Dans les premières années donc de la guerre, les puissances de l'Axe ont le vent en poupe et avec elles le Gouvernement de Vichy.
Mais à partir de 1942 - 1943, la guerre entre dans une phase décisive: c'est la contre-offensive des alliés, contre-offensive qui va les conduire jusqu'à la victoire finale. Cette contre-offensive est marquée par certains faits importants.
- Le 8 novembre 1942, les forces alliées (anglaises et américaines) débarquent en Afrique du Nord, plus particulièrement en Algérie et au Maroc, avec l'aide et l'appui des résistances locales ;
- En février 1943, l'armée allemande est défaite à Stalingrad; les russes reprennent ROSTOV et en août ils sont devant KHARKOV;
- En mai 1943, après d'âpres batailles, les alliés chassent les forces allemandes de Tunisie; la Tunisie est libérée.
- En juillet 1943, l'opération « Husky » donne la Sicile aux Alliés; peu de temps après Mussolini est déchu et remplacé par Badoglio etc.
On peut résumer ainsi le grand tournant que représentent les années 1942 et 1943 : depuis la bataille de la mer de Corail (1942) l'armée japonaise a perdu sa superbe et n'est plus que l'ombre d'elle-même; la bataille de Stalingrad marque le début de la fin de la chevauchée allemande tandis que la déjà piètre armée italienne est anéantie après le débarquement des alliés en Sicile.
Sur tous les fronts donc les forces fascistes battent en retraite et les alliés entrevoient enfin clairement une issue victorieuse à la guerre.
Pour chaque allié, le problème de la fin de la guerre se pose en ces termes :
- Tout mettre en oeuvre pour participer à la victoire finale;
- Participer à la victoire finale pour être présent au grand rendez-vous de la «paix », c'est-à-dire au grand rendez-vous du repartage du monde.
Que se passe-t-il alors en France ?
- le régime de Vichy s'effondre; en effet les allemands répondent au débarquement des alliés par l'occupation de la partie non occupée du territoire métropolitain; l'armée de Vichy se laisse dissoudre et en novembre 1942, les Français se résolvent à saborder la flotte de Toulon plutôt que la laisser aux mains de l'ennemi.
- dans la France métropolitaine, les résistants créent le Conseil National de la Résistance (C.N.R.);
- la résistance extérieure suit le train; les américains ne veulent pas de de Gaulle et tentent d'imposer Giraud.
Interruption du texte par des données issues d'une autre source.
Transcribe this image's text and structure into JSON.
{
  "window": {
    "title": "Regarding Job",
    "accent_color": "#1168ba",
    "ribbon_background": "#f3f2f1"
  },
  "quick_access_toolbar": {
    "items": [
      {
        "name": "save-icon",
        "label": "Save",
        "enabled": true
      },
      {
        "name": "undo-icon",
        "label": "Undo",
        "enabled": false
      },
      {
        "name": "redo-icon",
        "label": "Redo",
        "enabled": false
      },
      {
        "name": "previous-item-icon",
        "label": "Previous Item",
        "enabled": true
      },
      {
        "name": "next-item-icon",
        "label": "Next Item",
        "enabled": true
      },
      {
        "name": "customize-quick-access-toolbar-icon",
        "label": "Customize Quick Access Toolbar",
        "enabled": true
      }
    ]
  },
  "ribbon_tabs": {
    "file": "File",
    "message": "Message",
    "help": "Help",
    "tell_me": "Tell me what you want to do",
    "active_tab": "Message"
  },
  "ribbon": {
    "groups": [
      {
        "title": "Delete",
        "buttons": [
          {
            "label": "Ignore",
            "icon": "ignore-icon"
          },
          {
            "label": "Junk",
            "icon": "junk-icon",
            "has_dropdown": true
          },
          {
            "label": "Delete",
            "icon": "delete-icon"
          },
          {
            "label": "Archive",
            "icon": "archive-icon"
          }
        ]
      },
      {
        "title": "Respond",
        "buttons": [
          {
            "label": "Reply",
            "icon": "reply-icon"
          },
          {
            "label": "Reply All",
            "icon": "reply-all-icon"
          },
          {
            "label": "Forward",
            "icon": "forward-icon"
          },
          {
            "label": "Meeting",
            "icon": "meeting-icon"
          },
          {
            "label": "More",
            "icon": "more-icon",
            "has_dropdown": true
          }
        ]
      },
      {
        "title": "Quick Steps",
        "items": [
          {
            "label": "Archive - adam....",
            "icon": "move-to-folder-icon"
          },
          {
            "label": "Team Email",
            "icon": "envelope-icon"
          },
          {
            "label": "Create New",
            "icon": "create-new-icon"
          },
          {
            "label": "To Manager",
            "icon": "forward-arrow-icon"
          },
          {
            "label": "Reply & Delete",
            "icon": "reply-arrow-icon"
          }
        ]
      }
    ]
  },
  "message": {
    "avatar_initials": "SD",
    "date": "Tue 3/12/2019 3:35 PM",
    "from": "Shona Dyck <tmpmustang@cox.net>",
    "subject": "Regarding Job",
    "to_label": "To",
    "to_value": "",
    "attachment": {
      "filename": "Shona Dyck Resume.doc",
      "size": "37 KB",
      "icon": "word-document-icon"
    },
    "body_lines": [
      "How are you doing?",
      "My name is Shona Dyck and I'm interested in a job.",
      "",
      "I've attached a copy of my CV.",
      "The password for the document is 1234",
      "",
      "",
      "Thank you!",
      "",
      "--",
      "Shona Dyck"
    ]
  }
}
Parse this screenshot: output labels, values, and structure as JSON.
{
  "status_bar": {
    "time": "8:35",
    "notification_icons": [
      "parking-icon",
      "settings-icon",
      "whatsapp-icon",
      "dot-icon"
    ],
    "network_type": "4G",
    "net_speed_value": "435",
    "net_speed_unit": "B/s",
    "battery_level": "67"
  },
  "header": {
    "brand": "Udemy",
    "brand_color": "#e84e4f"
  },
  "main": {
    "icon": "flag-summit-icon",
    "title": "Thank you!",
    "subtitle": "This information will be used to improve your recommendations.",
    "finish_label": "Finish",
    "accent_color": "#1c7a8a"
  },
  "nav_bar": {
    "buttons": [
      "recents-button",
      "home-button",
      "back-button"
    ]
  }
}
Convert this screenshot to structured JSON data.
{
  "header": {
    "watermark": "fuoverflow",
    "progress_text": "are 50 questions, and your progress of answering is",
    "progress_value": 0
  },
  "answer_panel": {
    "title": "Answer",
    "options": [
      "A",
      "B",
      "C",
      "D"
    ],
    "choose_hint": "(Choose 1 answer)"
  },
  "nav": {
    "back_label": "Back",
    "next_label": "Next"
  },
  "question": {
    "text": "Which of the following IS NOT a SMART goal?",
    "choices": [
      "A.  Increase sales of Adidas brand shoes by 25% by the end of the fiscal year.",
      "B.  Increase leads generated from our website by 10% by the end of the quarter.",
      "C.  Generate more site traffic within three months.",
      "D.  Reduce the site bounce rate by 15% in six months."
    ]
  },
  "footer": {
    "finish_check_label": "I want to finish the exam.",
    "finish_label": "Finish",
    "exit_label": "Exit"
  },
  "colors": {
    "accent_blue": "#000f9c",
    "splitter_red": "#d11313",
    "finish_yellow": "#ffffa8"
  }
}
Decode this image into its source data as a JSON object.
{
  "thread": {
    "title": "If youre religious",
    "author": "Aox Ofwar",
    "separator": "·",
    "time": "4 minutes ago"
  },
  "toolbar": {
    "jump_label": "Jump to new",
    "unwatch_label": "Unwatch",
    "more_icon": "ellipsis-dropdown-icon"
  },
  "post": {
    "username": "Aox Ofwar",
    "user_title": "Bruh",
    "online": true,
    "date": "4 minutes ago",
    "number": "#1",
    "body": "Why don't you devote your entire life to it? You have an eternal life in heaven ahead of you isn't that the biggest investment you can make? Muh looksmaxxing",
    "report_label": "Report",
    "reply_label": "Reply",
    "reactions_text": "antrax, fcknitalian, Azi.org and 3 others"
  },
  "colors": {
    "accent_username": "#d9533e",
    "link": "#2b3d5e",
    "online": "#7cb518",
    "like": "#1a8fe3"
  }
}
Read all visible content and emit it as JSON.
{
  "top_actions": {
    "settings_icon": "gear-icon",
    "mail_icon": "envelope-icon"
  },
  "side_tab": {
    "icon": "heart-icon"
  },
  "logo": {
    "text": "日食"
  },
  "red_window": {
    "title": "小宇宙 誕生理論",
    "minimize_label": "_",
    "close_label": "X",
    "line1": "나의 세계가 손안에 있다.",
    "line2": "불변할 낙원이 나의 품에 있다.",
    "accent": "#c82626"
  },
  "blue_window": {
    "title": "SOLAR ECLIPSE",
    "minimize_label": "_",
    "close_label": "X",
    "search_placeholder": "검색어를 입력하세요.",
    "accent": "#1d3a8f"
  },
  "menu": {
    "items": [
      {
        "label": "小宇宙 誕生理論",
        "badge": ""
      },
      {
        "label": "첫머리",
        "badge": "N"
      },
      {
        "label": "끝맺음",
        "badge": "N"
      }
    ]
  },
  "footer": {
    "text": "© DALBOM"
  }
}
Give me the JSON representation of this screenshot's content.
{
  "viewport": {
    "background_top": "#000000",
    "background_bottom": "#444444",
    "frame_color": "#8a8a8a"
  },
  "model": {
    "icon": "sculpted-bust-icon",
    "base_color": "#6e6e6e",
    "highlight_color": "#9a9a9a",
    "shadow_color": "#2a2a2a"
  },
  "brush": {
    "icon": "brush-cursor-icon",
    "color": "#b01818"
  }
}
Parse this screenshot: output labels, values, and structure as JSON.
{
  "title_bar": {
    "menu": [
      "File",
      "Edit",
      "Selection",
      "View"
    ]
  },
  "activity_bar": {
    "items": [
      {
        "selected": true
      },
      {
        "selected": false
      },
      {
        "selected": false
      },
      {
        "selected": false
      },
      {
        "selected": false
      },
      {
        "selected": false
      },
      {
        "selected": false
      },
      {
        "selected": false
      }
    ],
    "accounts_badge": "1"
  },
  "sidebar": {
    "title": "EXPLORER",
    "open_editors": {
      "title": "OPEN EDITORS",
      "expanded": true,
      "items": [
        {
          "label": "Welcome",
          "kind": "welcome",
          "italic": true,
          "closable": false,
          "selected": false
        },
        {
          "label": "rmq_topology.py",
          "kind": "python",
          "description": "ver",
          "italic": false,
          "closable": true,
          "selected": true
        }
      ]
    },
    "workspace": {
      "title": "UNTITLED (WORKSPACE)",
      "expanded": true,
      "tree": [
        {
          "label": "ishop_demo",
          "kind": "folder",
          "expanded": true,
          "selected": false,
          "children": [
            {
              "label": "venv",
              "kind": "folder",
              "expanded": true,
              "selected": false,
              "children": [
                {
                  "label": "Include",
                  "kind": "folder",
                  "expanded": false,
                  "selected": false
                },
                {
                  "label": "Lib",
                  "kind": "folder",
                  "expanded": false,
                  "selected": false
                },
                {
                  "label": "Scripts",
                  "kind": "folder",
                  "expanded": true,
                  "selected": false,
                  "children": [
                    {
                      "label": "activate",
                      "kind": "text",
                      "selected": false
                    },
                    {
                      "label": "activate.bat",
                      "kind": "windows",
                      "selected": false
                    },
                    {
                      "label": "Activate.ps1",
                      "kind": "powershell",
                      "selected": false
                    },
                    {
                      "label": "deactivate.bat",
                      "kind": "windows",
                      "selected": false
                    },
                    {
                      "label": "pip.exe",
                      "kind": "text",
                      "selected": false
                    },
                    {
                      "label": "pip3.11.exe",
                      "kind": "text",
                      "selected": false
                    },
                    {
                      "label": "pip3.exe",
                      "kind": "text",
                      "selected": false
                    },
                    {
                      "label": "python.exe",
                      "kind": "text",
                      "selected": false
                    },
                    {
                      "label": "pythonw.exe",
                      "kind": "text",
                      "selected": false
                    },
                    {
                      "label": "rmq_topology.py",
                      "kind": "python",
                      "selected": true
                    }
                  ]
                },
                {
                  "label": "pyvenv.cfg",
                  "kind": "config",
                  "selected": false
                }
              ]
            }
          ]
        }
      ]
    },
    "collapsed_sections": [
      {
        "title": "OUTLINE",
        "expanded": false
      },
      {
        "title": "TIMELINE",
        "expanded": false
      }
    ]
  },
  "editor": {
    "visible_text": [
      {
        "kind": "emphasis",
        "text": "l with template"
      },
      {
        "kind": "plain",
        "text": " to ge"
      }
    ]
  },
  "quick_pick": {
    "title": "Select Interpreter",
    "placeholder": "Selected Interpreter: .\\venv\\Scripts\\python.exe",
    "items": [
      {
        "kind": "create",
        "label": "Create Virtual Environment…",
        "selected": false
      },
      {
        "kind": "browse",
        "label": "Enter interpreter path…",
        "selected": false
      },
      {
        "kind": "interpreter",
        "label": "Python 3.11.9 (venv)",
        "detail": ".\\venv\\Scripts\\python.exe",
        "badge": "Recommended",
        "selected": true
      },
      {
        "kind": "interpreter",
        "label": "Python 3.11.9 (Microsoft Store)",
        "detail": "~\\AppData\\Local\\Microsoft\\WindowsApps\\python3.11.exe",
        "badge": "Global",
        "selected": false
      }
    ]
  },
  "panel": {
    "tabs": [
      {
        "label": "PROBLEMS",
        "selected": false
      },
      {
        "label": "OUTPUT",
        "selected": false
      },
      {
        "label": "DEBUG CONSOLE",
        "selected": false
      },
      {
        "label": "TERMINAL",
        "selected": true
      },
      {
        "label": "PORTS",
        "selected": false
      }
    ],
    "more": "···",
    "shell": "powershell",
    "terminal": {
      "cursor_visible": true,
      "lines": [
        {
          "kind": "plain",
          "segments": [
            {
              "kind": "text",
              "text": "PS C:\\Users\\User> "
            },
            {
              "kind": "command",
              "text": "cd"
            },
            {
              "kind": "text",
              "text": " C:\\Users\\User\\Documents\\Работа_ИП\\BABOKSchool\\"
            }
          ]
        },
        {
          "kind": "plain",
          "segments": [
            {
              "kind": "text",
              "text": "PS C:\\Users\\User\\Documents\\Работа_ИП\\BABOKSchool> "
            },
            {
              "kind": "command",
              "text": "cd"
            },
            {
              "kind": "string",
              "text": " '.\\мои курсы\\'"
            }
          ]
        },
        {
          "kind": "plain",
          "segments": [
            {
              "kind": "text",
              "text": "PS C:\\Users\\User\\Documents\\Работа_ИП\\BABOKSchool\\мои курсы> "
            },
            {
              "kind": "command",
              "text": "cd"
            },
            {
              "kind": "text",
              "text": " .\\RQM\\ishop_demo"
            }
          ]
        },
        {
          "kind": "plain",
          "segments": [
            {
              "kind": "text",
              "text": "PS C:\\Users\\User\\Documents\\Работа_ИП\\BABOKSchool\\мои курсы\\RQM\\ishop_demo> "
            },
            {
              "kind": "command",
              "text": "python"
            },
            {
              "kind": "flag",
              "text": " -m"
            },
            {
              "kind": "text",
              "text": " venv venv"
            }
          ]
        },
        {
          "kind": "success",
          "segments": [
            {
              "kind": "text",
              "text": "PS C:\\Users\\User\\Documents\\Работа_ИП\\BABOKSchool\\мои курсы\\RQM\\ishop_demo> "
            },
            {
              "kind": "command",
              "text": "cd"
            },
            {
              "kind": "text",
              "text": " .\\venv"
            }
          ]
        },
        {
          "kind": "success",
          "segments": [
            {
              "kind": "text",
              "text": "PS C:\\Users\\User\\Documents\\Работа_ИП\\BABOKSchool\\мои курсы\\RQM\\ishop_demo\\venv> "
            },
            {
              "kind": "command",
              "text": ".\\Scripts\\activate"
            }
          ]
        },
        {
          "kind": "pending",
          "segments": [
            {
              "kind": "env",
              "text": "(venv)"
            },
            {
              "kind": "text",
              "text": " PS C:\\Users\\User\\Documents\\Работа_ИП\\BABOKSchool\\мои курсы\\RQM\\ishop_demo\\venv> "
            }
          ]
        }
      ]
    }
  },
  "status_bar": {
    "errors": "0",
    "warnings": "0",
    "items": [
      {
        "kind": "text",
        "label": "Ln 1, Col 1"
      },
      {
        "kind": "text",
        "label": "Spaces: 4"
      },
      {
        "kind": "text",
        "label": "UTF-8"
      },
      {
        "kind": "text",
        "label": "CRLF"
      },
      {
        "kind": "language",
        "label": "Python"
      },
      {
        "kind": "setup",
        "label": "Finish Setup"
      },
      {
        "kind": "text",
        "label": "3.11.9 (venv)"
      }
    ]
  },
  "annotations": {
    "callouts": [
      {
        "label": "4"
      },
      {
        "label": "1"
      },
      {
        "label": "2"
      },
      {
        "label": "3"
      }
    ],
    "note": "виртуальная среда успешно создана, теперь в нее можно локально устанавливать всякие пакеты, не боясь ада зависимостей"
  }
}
Après le ralliement de l'A.O.F. et du Maroc, la résistance extérieure essaie de s'organiser, C'est ainsi qu'en mai 1943 est créé à Alger le Comité Français de libération Nationale sous la présidence conjointe de de Gaulle et de Giraud; mais ce dernier est rapidement éliminé et de Gaulle reste seul maître du Comité.
Mais ce bref panorama serait incomplet si nous ne disions un mot des évènements ou prises de position qui fondaient les craintes du Comité Français de Libération Nationale à la veille de la fin de la guerre.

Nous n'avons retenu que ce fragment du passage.